La gare, le train, sont de palpitants lieux de vie en communauté. Il y a depuis quelques temps des signaux d’évolution et d’autres d’une insolente et inexplicable persistance.

entonnoir1

Aux débuts de mon expérience ferroviaire, il fallait se lever tôt pour ne pas se faire critiquer par la foule devant les guichets. Notez, SVP, la forme en entonnoir à laquelle tenait (tient) l’acheteur d’un billet de train moyen. Le bout de l’entonnoir étant la cible à atteindre : le guichetier. Celui qui a le sézame de vous faire passer en premier, au prix d’une bousculade de la joyeuse foule pas gênée pour deux sous de tant de contacts humains, de si bon matin. Et qui accepte une règle du jeu : qu’il n’y en ait pas et « que le meilleur gagne ! » Combien de fous rires perdus !

Pour acheter son billet, il fallait donc prendre l’entonnoir, pas la file.

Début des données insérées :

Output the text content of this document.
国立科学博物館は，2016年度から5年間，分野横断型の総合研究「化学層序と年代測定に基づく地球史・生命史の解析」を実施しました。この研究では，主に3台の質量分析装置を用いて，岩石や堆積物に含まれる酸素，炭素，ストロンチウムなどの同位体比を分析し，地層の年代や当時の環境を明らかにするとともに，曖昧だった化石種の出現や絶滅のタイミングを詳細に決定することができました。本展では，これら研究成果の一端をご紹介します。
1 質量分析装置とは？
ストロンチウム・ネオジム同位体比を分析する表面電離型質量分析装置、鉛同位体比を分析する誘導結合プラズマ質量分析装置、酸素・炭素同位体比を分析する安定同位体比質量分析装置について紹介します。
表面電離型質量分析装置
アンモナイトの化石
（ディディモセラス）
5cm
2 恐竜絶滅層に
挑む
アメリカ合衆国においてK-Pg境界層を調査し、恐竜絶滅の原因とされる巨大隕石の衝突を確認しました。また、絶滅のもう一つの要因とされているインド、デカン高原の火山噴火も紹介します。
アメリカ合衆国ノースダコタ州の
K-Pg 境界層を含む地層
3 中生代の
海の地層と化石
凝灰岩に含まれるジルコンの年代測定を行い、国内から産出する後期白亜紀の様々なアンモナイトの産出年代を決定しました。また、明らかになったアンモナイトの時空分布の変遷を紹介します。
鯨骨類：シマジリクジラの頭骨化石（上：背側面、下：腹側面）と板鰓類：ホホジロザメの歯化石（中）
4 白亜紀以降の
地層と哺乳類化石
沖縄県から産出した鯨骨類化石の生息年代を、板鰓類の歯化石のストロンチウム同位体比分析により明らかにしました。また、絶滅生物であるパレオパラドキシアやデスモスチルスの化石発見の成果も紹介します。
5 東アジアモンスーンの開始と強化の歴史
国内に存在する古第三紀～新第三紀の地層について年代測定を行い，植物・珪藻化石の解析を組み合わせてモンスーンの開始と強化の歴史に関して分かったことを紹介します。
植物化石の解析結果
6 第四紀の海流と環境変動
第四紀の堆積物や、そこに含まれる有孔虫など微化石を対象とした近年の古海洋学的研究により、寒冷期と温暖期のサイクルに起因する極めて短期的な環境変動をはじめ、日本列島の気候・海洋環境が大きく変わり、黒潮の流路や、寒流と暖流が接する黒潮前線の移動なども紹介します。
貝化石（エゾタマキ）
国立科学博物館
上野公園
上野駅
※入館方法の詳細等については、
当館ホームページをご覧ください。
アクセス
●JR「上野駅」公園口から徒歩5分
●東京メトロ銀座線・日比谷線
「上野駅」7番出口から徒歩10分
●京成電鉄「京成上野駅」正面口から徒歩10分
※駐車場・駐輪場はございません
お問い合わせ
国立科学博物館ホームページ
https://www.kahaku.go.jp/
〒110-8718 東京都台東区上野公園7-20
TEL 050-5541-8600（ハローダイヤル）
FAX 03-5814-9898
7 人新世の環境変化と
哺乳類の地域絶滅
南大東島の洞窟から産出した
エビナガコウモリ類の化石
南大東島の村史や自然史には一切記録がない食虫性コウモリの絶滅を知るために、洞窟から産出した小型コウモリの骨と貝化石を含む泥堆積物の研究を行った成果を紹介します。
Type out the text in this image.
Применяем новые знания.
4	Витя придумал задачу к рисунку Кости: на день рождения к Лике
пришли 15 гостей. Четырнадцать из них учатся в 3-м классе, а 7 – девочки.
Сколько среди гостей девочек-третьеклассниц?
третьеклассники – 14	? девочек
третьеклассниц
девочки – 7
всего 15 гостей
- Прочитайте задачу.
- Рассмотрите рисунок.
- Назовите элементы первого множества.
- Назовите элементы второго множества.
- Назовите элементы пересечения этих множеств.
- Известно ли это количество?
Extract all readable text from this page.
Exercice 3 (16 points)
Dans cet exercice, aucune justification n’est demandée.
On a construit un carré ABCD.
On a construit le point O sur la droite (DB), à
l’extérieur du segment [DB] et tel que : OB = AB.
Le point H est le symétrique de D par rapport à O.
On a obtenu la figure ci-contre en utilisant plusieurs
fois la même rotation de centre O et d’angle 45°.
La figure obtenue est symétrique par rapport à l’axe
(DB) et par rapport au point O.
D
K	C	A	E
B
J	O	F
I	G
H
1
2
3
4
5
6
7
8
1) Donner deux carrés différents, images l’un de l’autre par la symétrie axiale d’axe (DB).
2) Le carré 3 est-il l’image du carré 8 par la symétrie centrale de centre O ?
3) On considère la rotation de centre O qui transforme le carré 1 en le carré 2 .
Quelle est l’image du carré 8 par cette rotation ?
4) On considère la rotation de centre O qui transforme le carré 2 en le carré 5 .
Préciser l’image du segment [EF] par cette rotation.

L’usager a en général une espèce de phobie: ne pas passer avant « l’autre », reflet de lui-même. Comme des miroirs chacun renvoie à l’autre sa hantise de ne pas être servi avant. Passer en premier, « au moins c’est gagné », comme si les billets allaient ne plus exister, la gare s’évaporer, les vivres s’arrêter, la famine s’installer, l’état d’urgence déclaré. Alors ça scrute au milieu de l’entonnoir, ça garde son territoire, ça pousse une jambe par ci, un sac par là, un petit bras sur la taille. Ça fait de la stratégie réflexologique. Vu de l’extérieur, l’entonnoir est mobile, vivant. Il s’y mène de petites, inconscientes, batailles d’égos dans une multiplicité de systèmes de représentations.

L’entonnoir humain est terriblement intrigant. Ou plutôt était. Car force et heureux est de constater une nette évolution dans le comportement, du moins dans l’axe le plus riche du Maroc Casa-Rabat.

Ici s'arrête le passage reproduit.